Wir sind nur Laien, weil wir so viele Dinge machen. Wir arbeiten dafür mit allen namhaften Experten des Landes zusammen. Mit Evelyn Bach haben wir das kleine Glashaus gemacht, mit Zitruspflanzenexperte Heimo Karner von der Orangerie Schönbrunn das große. Wolfgang Palme von der City Farm Wien hat uns beraten. Siegfried Tatschl mit seinen 555 essbaren Wildpflanzen, hat die Obststräucher gepflanzt. Davon kennen wir selber nur zwei Drittel, bei Rest haben wir noch keine Ahnung, was das Ding überhaupt kann. Wie wir es verarbeiten können. Das ist ein Prozess, der erst losgeht.

Treibt Neugier euch an?

Birgit Reitbauer: Ja. Die Küche ist in ständiger Veränderung. Immer im Aufbruch. Immer am Kreieren. Wir schaffen 120 neue Gerichte im Jahr.

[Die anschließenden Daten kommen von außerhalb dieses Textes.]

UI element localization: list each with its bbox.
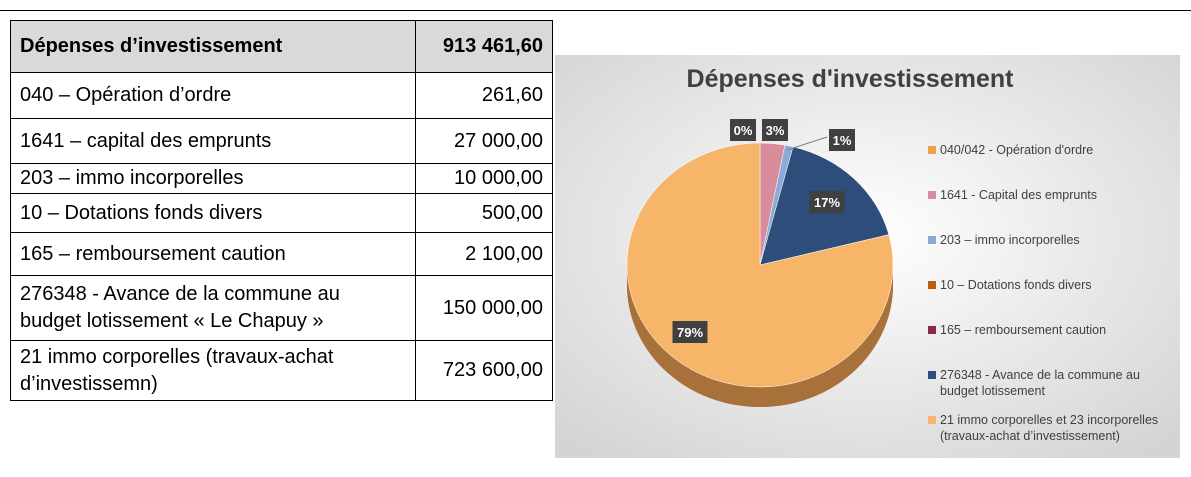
label: 10 – Dotations fonds divers [10,193,416,233]
label-box [829,129,855,151]
legend-label: 040/042 - Opération d'ordre [940,143,1093,157]
legend-label: 1641 - Capital des emprunts [940,188,1097,202]
legend-swatch [928,371,936,379]
legend-label: 10 – Dotations fonds divers [940,278,1091,292]
chart-title: Dépenses d'investissement [687,65,1015,93]
amount: 2 100,00 [415,232,553,276]
legend-line: 276348 - Avance de la commune au [940,368,1140,382]
label: 040 – Opération d’ordre [10,72,416,119]
data-label: 17% [814,195,840,210]
label-box [730,119,756,141]
table-row: 040 – Opération d’ordre 261,60 [10,72,553,119]
legend-swatch [928,146,936,154]
table-row: 21 immo corporelles (travaux-achat d’inv… [10,340,553,401]
table-row: 10 – Dotations fonds divers 500,00 [10,193,553,233]
header-label: Dépenses d’investissement [10,20,416,73]
legend-line: (travaux-achat d’investissement) [940,429,1120,443]
amount: 261,60 [415,72,553,119]
data-label: 0% [734,123,753,138]
amount: 27 000,00 [415,118,553,164]
table-row: 276348 - Avance de la commune au budget … [10,275,553,341]
table-row: 203 – immo incorporelles 10 000,00 [10,163,553,194]
amount: 723 600,00 [415,340,553,401]
data-label: 1% [833,133,852,148]
data-label: 79% [677,325,703,340]
label: 165 – remboursement caution [10,232,416,276]
amount: 500,00 [415,193,553,233]
legend-swatch [928,281,936,289]
legend-swatch [928,326,936,334]
amount: 150 000,00 [415,275,553,341]
header-row: Dépenses d’investissement 913 461,60 [10,20,553,73]
label: 276348 - Avance de la commune au budget … [10,275,416,341]
amount: 10 000,00 [415,163,553,194]
table-row: 165 – remboursement caution 2 100,00 [10,232,553,276]
label-box [672,321,708,343]
header-value: 913 461,60 [415,20,553,73]
label-box [762,119,788,141]
legend-swatch [928,416,936,424]
label: 1641 – capital des emprunts [10,118,416,164]
legend-swatch [928,236,936,244]
chart: Dépenses d'investissement 0% 3% 1% 17% 79% 04… [555,55,1180,458]
legend-swatch [928,191,936,199]
budget-table: Dépenses d’investissement 913 461,60 040… [10,20,553,401]
label: 21 immo corporelles (travaux-achat d’inv… [10,340,416,401]
legend-line: budget lotissement [940,384,1045,398]
legend-label: 165 – remboursement caution [940,323,1106,337]
legend-label: 276348 - Avance de la commune au budget l… [940,368,1140,398]
leader [786,136,828,151]
table-row: 1641 – capital des emprunts 27 000,00 [10,118,553,164]
legend-label: 21 immo corporelles et 23 incorporelles (… [940,413,1158,443]
rule [0,10,1191,11]
legend-line: 21 immo corporelles et 23 incorporelles [940,413,1158,427]
label-box [809,191,845,213]
data-label: 3% [766,123,785,138]
label: 203 – immo incorporelles [10,163,416,194]
legend-label: 203 – immo incorporelles [940,233,1080,247]
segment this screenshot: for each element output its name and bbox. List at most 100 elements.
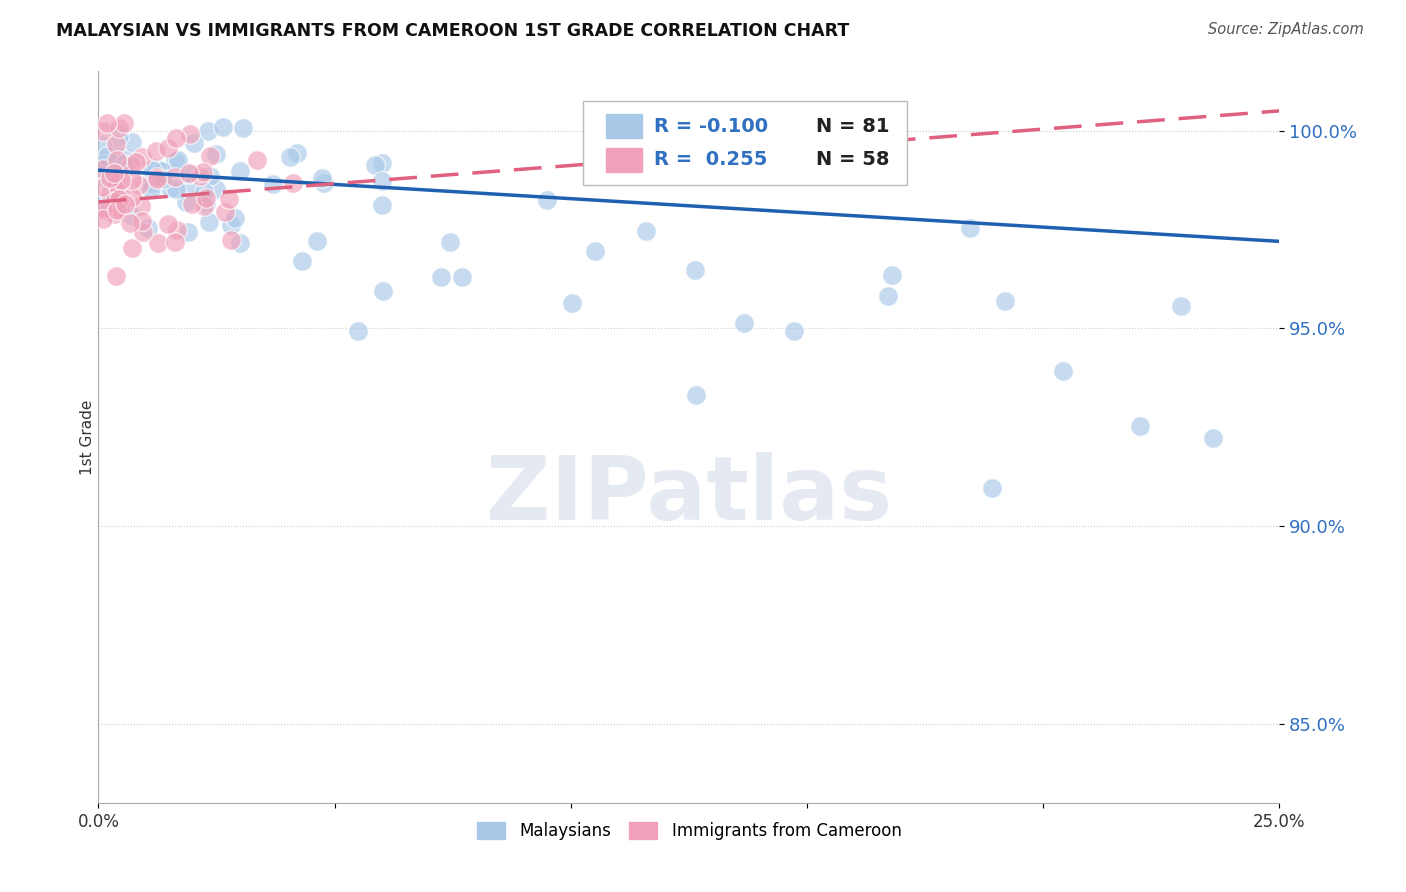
Point bbox=[291, 253, 314, 268]
Point bbox=[959, 221, 981, 235]
Point bbox=[141, 163, 163, 178]
Point bbox=[200, 149, 222, 163]
Point bbox=[107, 185, 129, 199]
Point bbox=[91, 195, 114, 210]
Point bbox=[229, 164, 252, 178]
Point bbox=[364, 158, 387, 172]
Point bbox=[980, 481, 1002, 495]
Point bbox=[96, 116, 118, 130]
Point bbox=[198, 169, 221, 183]
Point bbox=[107, 120, 129, 135]
Text: R = -0.100: R = -0.100 bbox=[654, 117, 768, 136]
Text: MALAYSIAN VS IMMIGRANTS FROM CAMEROON 1ST GRADE CORRELATION CHART: MALAYSIAN VS IMMIGRANTS FROM CAMEROON 1S… bbox=[56, 22, 849, 40]
Point bbox=[146, 171, 169, 186]
Point bbox=[98, 170, 121, 185]
Point bbox=[103, 166, 125, 180]
Point bbox=[121, 135, 143, 149]
Point bbox=[120, 216, 142, 230]
Point bbox=[204, 147, 226, 161]
Point bbox=[245, 153, 267, 168]
Point bbox=[1201, 431, 1223, 445]
Text: R =  0.255: R = 0.255 bbox=[654, 151, 766, 169]
Point bbox=[163, 235, 186, 249]
FancyBboxPatch shape bbox=[606, 114, 641, 138]
Point bbox=[177, 225, 200, 239]
Point bbox=[561, 296, 583, 310]
Point bbox=[146, 170, 169, 185]
Point bbox=[165, 182, 187, 196]
Point bbox=[108, 129, 131, 144]
Point bbox=[371, 284, 394, 298]
Text: N = 81: N = 81 bbox=[817, 117, 890, 136]
Point bbox=[145, 144, 167, 158]
Y-axis label: 1st Grade: 1st Grade bbox=[80, 400, 94, 475]
Point bbox=[876, 288, 898, 302]
Point bbox=[218, 192, 240, 206]
Point bbox=[159, 181, 181, 195]
Point bbox=[131, 150, 153, 164]
FancyBboxPatch shape bbox=[606, 148, 641, 172]
Point bbox=[139, 182, 162, 196]
Point bbox=[156, 217, 179, 231]
Point bbox=[131, 214, 153, 228]
Point bbox=[221, 218, 243, 232]
Point bbox=[214, 205, 236, 219]
Point bbox=[121, 173, 143, 187]
Point bbox=[91, 162, 114, 177]
Point bbox=[174, 195, 197, 210]
Point bbox=[117, 152, 139, 166]
Point bbox=[232, 120, 254, 135]
Point bbox=[129, 199, 152, 213]
Point bbox=[194, 197, 217, 211]
Point bbox=[125, 155, 148, 169]
Point bbox=[177, 166, 200, 180]
Point bbox=[146, 236, 169, 251]
Point bbox=[733, 316, 755, 330]
Point bbox=[165, 130, 187, 145]
Point bbox=[197, 124, 219, 138]
Point bbox=[194, 191, 217, 205]
Point bbox=[179, 127, 201, 141]
Point bbox=[114, 197, 136, 211]
Point bbox=[156, 141, 179, 155]
Point bbox=[128, 178, 150, 192]
Point bbox=[1052, 364, 1074, 378]
Point bbox=[91, 202, 114, 216]
Text: Source: ZipAtlas.com: Source: ZipAtlas.com bbox=[1208, 22, 1364, 37]
Point bbox=[314, 176, 336, 190]
Point bbox=[536, 193, 558, 207]
Point bbox=[371, 156, 394, 170]
Point bbox=[198, 215, 221, 229]
Point bbox=[91, 157, 114, 171]
Point bbox=[103, 175, 125, 189]
Point bbox=[305, 235, 328, 249]
Point bbox=[104, 146, 127, 161]
Point bbox=[97, 173, 120, 187]
Point bbox=[347, 324, 370, 338]
Point bbox=[105, 203, 128, 218]
Point bbox=[91, 163, 114, 178]
Point bbox=[191, 165, 214, 179]
Point bbox=[183, 136, 205, 151]
Point bbox=[224, 211, 246, 225]
Point bbox=[1129, 418, 1152, 433]
Point bbox=[91, 124, 114, 138]
Point bbox=[167, 153, 190, 167]
Point bbox=[120, 158, 142, 172]
Point bbox=[166, 223, 188, 237]
Point bbox=[108, 202, 131, 216]
Point bbox=[145, 161, 167, 176]
Point bbox=[150, 164, 173, 178]
Point bbox=[103, 166, 125, 180]
Point bbox=[311, 171, 333, 186]
Point bbox=[278, 150, 301, 164]
Text: N = 58: N = 58 bbox=[817, 151, 890, 169]
Point bbox=[371, 198, 394, 212]
FancyBboxPatch shape bbox=[582, 101, 907, 185]
Point bbox=[165, 169, 187, 184]
Point bbox=[121, 190, 143, 204]
Point bbox=[429, 270, 451, 285]
Point bbox=[212, 120, 235, 134]
Point bbox=[1170, 299, 1192, 313]
Point bbox=[228, 235, 250, 250]
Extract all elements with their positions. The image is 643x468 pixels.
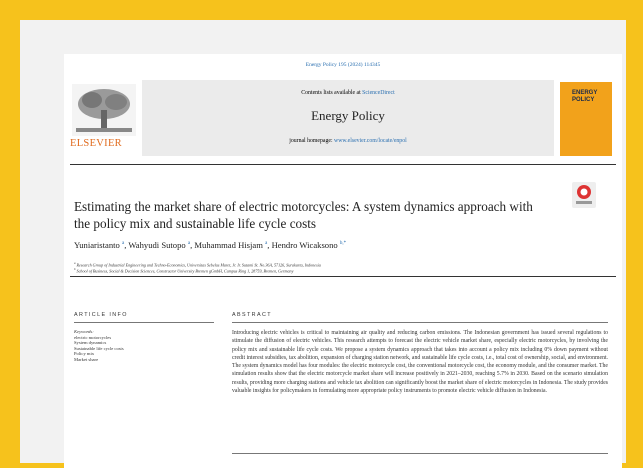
author-mark: a [122,241,124,246]
homepage-link[interactable]: www.elsevier.com/locate/enpol [334,138,407,144]
author-mark: a [265,241,267,246]
author-list: Yuniaristanto a, Wahyudi Sutopo a, Muham… [74,240,346,250]
sciencedirect-link[interactable]: ScienceDirect [362,90,395,96]
author: Yuniaristanto [74,240,120,250]
journal-name: Energy Policy [142,108,554,124]
author: Wahyudi Sutopo [128,240,185,250]
keyword: Market share [74,357,214,363]
screenshot: {"header": {"citation": "Energy Policy 1… [0,0,643,463]
abstract-end-rule [232,453,608,454]
homepage-line: journal homepage: www.elsevier.com/locat… [142,138,554,144]
paper-page: Energy Policy 195 (2024) 114345 ELSEVIER… [64,54,622,468]
affiliation: b School of Business, Social & Decision … [74,267,293,273]
author-mark: a [188,241,190,246]
contents-prefix: Contents lists available at [301,90,360,96]
affiliation-mark: a [74,261,76,265]
citation: Energy Policy 195 (2024) 114345 [64,62,622,68]
cover-title: ENERGY POLICY [560,82,612,103]
abstract-rule [232,322,608,323]
author: Muhammad Hisjam [194,240,263,250]
publisher-name: ELSEVIER [70,138,122,149]
author-rule [70,276,616,277]
article-info-heading: ARTICLE INFO [74,312,128,318]
abstract-text: Introducing electric vehicles is critica… [232,329,608,395]
author: Hendro Wicaksono [272,240,338,250]
article-title: Estimating the market share of electric … [74,198,544,232]
abstract-heading: ABSTRACT [232,312,272,318]
contents-line: Contents lists available at ScienceDirec… [142,90,554,96]
masthead: Contents lists available at ScienceDirec… [142,80,554,156]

Heinz Reitbauer: Wenn wir nichts verändern, bleibt nur die Arbeit über. Und es ist viel Arbeit für alle. Am schlimmsten ist, du bist am Abend müde und erkennst, dass sich nichts bewegt hat. Auch unsere Mitarbeiter wollen sich weiterentwickeln und nicht nur arbeiten.

 

Wo inspiriert ihr euch?

In der Ruhe. Wir arbeiten sieben Tage die Woche. Wir sind nur mehr unterwegs, um zu genießen und Kraft zu schöpfen. Wir schauen uns wirklich nichts mehr an. Alles, was wir kochen oder tun, holen wir aus uns selbst.